I wait one RCC-esque pause, and wish them both a nice day and walk back to my table to eat. To be honest, I'm not really sure what happened next. I know that my friends didn't really have much to say. It was kind of a crazy thing to do. I mean, who does that? That's the kind of thing I usually think of later, after the clouds of anger of have dispersed from my mind and the size of the other guys have shrunk into something more manageable by my imagination.

Race, racism, bigotry, these are my chocolate; things subjects that just ignite my passion; my push-button issues. I have no idea why. I’m no crusader, I do not pretend that these are problems I can solve for the world. But these are huge problems.

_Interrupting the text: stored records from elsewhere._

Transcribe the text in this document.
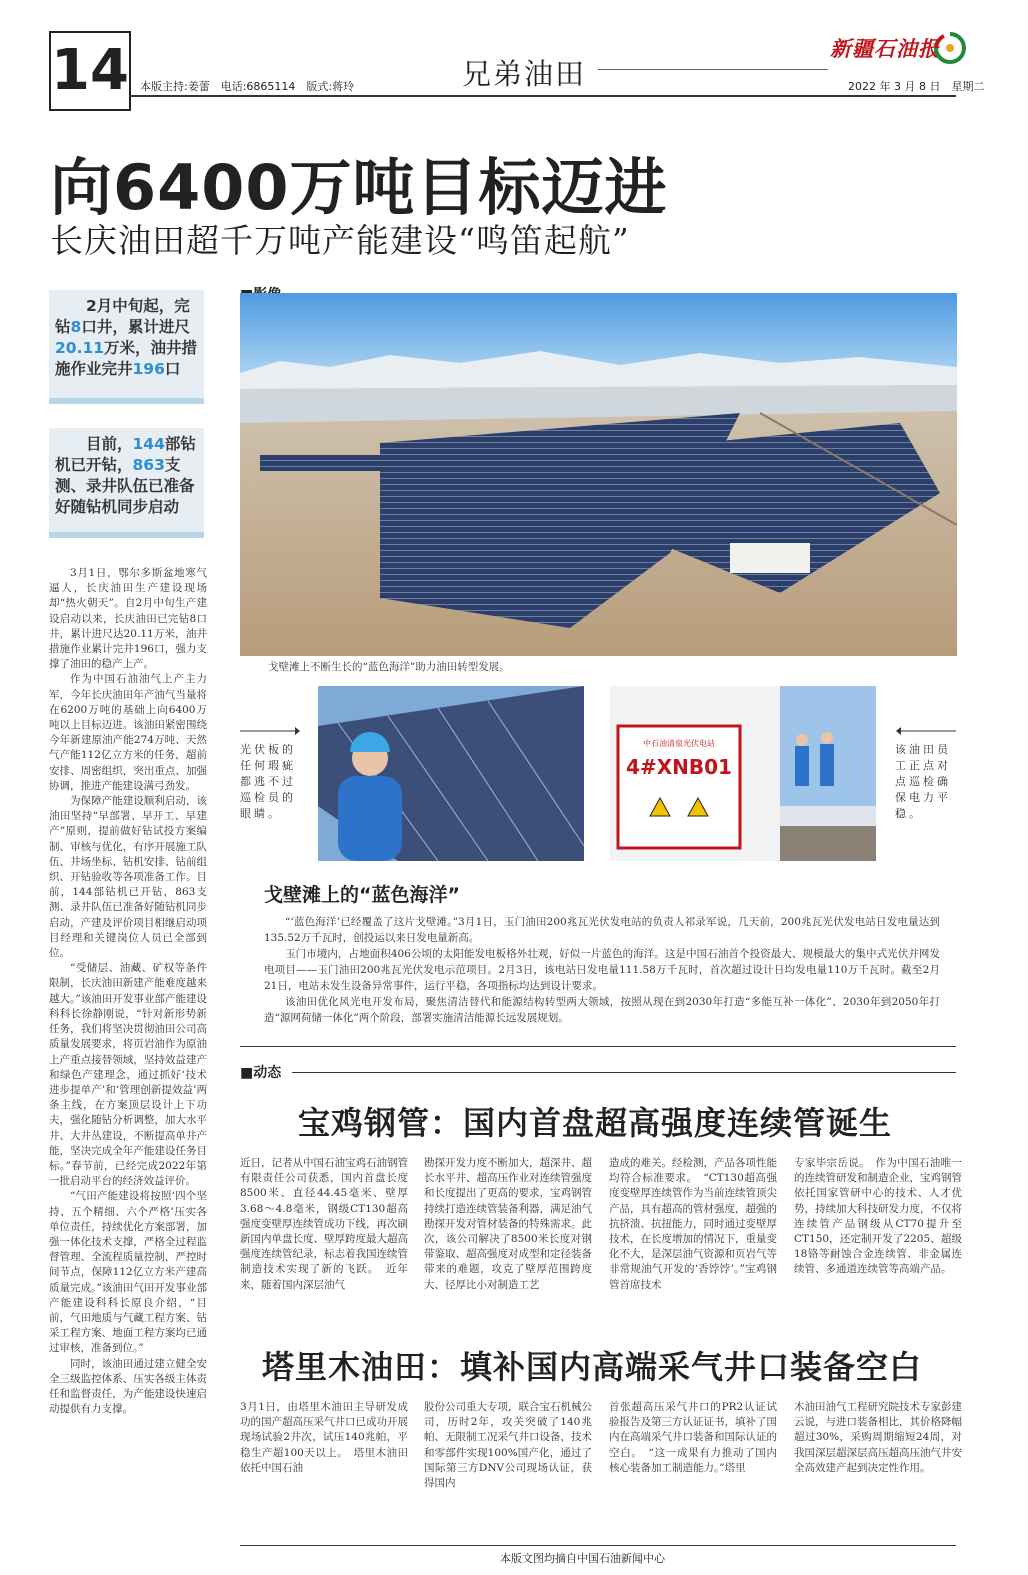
14	兄弟油田
新疆石油报
本版主持:姜蕾　电话:6865114　版式:蒋玲	2022 年 3 月 8 日　星期二
向6400万吨目标迈进
长庆油田超千万吨产能建设“鸣笛起航”
2月中旬起，完钻8口井，累计进尺20.11万米，油井措施作业完井196口
目前，144部钻机已开钻，863支测、录井队伍已准备好随钻机同步启动

3月1日，鄂尔多斯盆地寒气逼人，长庆油田生产建设现场却“热火朝天”。自2月中旬生产建设启动以来，长庆油田已完钻8口井，累计进尺达20.11万米，油井措施作业累计完井196口，强力支撑了油田的稳产上产。

作为中国石油油气上产主力军，今年长庆油田年产油气当量将在6200万吨的基础上向6400万吨以上目标迈进。该油田紧密围绕今年新建原油产能274万吨、天然气产能112亿立方米的任务，超前安排、周密组织，突出重点、加强协调，推进产能建设满弓劲发。

为保障产能建设顺利启动，该油田坚持“早部署、早开工、早建产”原则，提前做好钻试投方案编制、审核与优化，有序开展施工队伍、井场坐标、钻机安排、钻前组织、开钻验收等各项准备工作。目前，144部钻机已开钻，863支测、录井队伍已准备好随钻机同步启动，产建及评价项目相继启动项目经理和关键岗位人员已全部到位。

“受储层、油藏、矿权等条件限制，长庆油田新建产能难度越来越大。”该油田开发事业部产能建设科科长徐静刚说，“针对新形势新任务，我们将坚决贯彻油田公司高质量发展要求，将页岩油作为原油上产重点接替领域，坚持效益建产和绿色产建理念，通过抓好‘技术进步提单产’和‘管理创新提效益’两条主线，在方案顶层设计上下功夫，强化随钻分析调整，加大水平井、大井丛建设，不断提高单井产能，坚决完成全年产能建设任务目标。”春节前，已经完成2022年第一批启动平台的经济效益评价。

“气田产能建设将按照‘四个坚持、五个精细、六个严格’压实各单位责任，持续优化方案部署，加强一体化技术支撑，严格全过程监督管理、全流程质量控制，严控时间节点，保障112亿立方米产建高质量完成。”该油田气田开发事业部产能建设科科长原良介绍，“目前，气田地质与气藏工程方案、钻采工程方案、地面工程方案均已通过审核，准备到位。”

同时，该油田通过建立健全安全三级监控体系、压实各级主体责任和监督责任，为产能建设快速启动提供有力支撑。

戈壁滩上不断生长的“蓝色海洋”助力油田转型发展。
光伏板的任何瑕疵都逃不过巡检员的眼睛。
该油田员工正点对点巡检确保电力平稳。
中石油清泉光伏电站
4#XNB01
戈壁滩上的“蓝色海洋”

“‘蓝色海洋’已经覆盖了这片戈壁滩。”3月1日，玉门油田200兆瓦光伏发电站的负责人祁录军说，几天前，200兆瓦光伏发电站日发电量达到135.52万千瓦时，创投运以来日发电量新高。

玉门市境内，占地面积406公顷的太阳能发电板格外壮观，好似一片蓝色的海洋。这是中国石油首个投资最大、规模最大的集中式光伏并网发电项目——玉门油田200兆瓦光伏发电示范项目。2月3日，该电站日发电量111.58万千瓦时，首次超过设计日均发电量110万千瓦时。截至2月21日，电站未发生设备异常事件，运行平稳，各项指标均达到设计要求。

该油田优化风光电开发布局，聚焦清洁替代和能源结构转型两大领域，按照从现在到2030年打造“多能互补一体化”、2030年到2050年打造“源网荷储一体化”两个阶段，部署实施清洁能源长远发展规划。

■动态
宝鸡钢管：国内首盘超高强度连续管诞生
近日，记者从中国石油宝鸡石油钢管有限责任公司获悉，国内首盘长度8500米、直径44.45毫米、壁厚3.68～4.8毫米，钢级CT130超高强度变壁厚连续管成功下线，再次刷新国内单盘长度、壁厚跨度最大超高强度连续管纪录，标志着我国连续管制造技术实现了新的飞跃。　近年来，随着国内深层油气
勘探开发力度不断加大，超深井、超长水平井、超高压作业对连续管强度和长度提出了更高的要求，宝鸡钢管持续打造连续管装备利器，满足油气勘探开发对管材装备的特殊需求。此次，该公司解决了8500米长度对钢带鉴取、超高强度对成型和定径装备带来的难题，攻克了壁厚范围跨度大、径厚比小对制造工艺
造成的难关。经检测，产品各项性能均符合标准要求。　“CT130超高强度变壁厚连续管作为当前连续管顶尖产品，具有超高的管材强度，超强的抗挤溃、抗扭能力，同时通过变壁厚技术，在长度增加的情况下，重量变化不大，是深层油气资源和页岩气等非常规油气开发的‘香饽饽’。”宝鸡钢管首席技术
专家毕宗岳说。　作为中国石油唯一的连续管研发和制造企业，宝鸡钢管依托国家管研中心的技术、人才优势，持续加大科技研发力度，不仅将连续管产品钢级从CT70提升至CT150，还定制开发了2205、超级18铬等耐蚀合金连续管、非金属连续管、多通道连续管等高端产品。
塔里木油田：填补国内高端采气井口装备空白
3月1日，由塔里木油田主导研发成功的国产超高压采气井口已成功开展现场试验2井次，试压140兆帕，平稳生产超100天以上。　塔里木油田依托中国石油
股份公司重大专项，联合宝石机械公司，历时2年，攻关突破了140兆帕、无限制工况采气井口设备，技术和零部件实现100%国产化，通过了国际第三方DNV公司现场认证，获得国内
首张超高压采气井口的PR2认证试验报告及第三方认证证书，填补了国内在高端采气井口装备和国际认证的空白。　“这一成果有力推动了国内核心装备加工制造能力。”塔里
木油田油气工程研究院技术专家彭建云说，与进口装备相比，其价格降幅超过30%，采购周期缩短24周，对我国深层超深层高压超高压油气井安全高效建产起到决定性作用。
本版文图均摘自中国石油新闻中心
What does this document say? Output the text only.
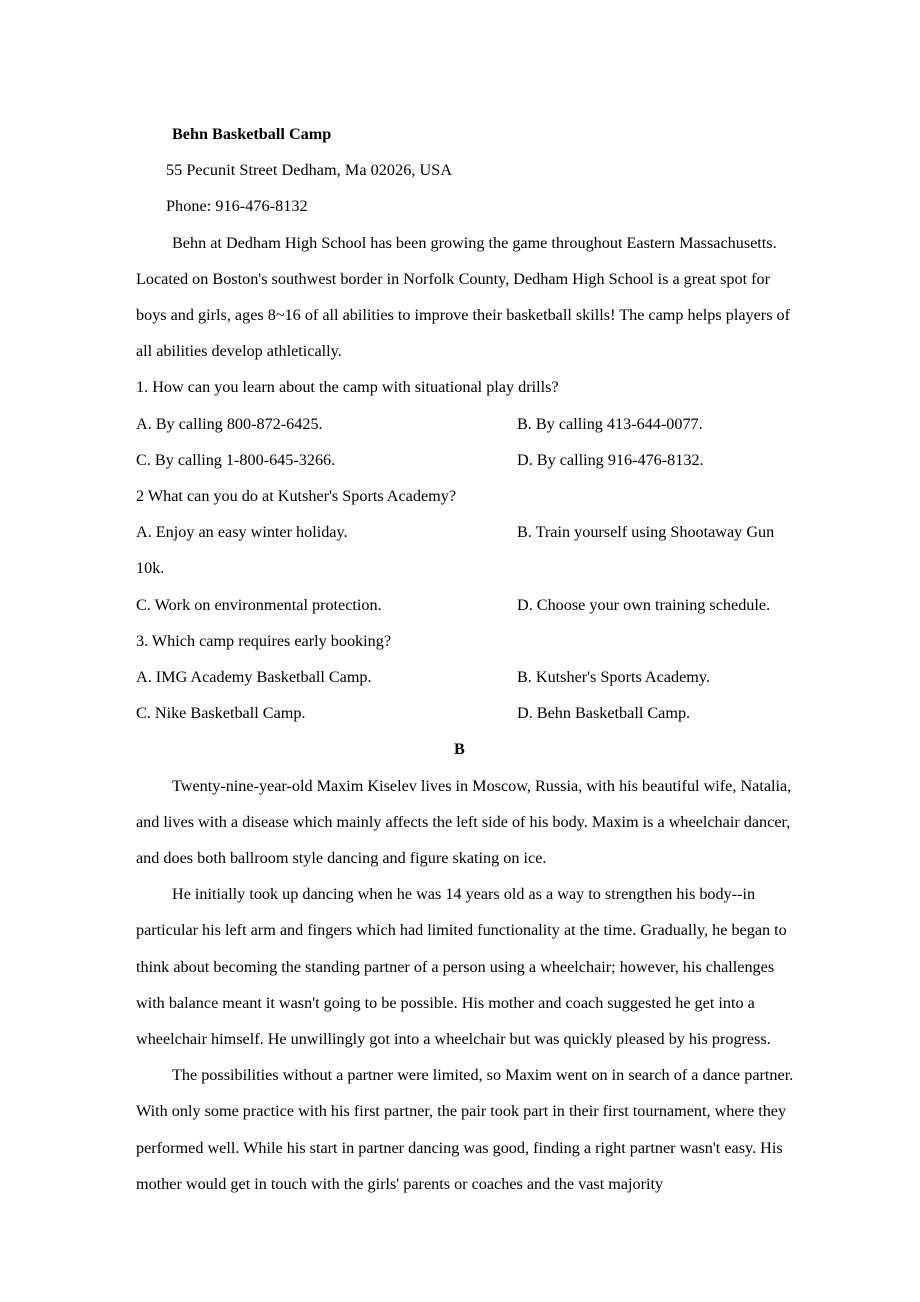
Behn Basketball Camp
55 Pecunit Street Dedham, Ma 02026, USA
Phone: 916-476-8132

Behn at Dedham High School has been growing the game throughout Eastern Massachusetts. Located on Boston's southwest border in Norfolk County, Dedham High School is a great spot for boys and girls, ages 8~16 of all abilities to improve their basketball skills! The camp helps players of all abilities develop athletically.

1. How can you learn about the camp with situational play drills?
A. By calling 800-872-6425.	B. By calling 413-644-0077.
C. By calling 1-800-645-3266.	D. By calling 916-476-8132.
2 What can you do at Kutsher's Sports Academy?
A. Enjoy an easy winter holiday.	B. Train yourself using Shootaway Gun
10k.
C. Work on environmental protection.	D. Choose your own training schedule.
3. Which camp requires early booking?
A. IMG Academy Basketball Camp.	B. Kutsher's Sports Academy.
C. Nike Basketball Camp.	D. Behn Basketball Camp.
B

Twenty-nine-year-old Maxim Kiselev lives in Moscow, Russia, with his beautiful wife, Natalia, and lives with a disease which mainly affects the left side of his body. Maxim is a wheelchair dancer, and does both ballroom style dancing and figure skating on ice.

He initially took up dancing when he was 14 years old as a way to strengthen his body--in particular his left arm and fingers which had limited functionality at the time. Gradually, he began to think about becoming the standing partner of a person using a wheelchair; however, his challenges with balance meant it wasn't going to be possible. His mother and coach suggested he get into a wheelchair himself. He unwillingly got into a wheelchair but was quickly pleased by his progress.

The possibilities without a partner were limited, so Maxim went on in search of a dance partner. With only some practice with his first partner, the pair took part in their first tournament, where they performed well. While his start in partner dancing was good, finding a right partner wasn't easy. His mother would get in touch with the girls' parents or coaches and the vast majority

So often people will claim things like “racism is getting better; its not such a big problem anymore.” Well I think that any racism is a “big” problem.

I get frustrated sometimes. So it goes.

1 comment:

Anonymous said...

NEIL, Thanks for sharing this great story, and how you handled the situation. I've been scouled at and mocked (I'm a motorcycle club-member), but it's usually out of ear-shot and eye-sight, because even a racist idiot knows what happens when jacking with the wrong crew.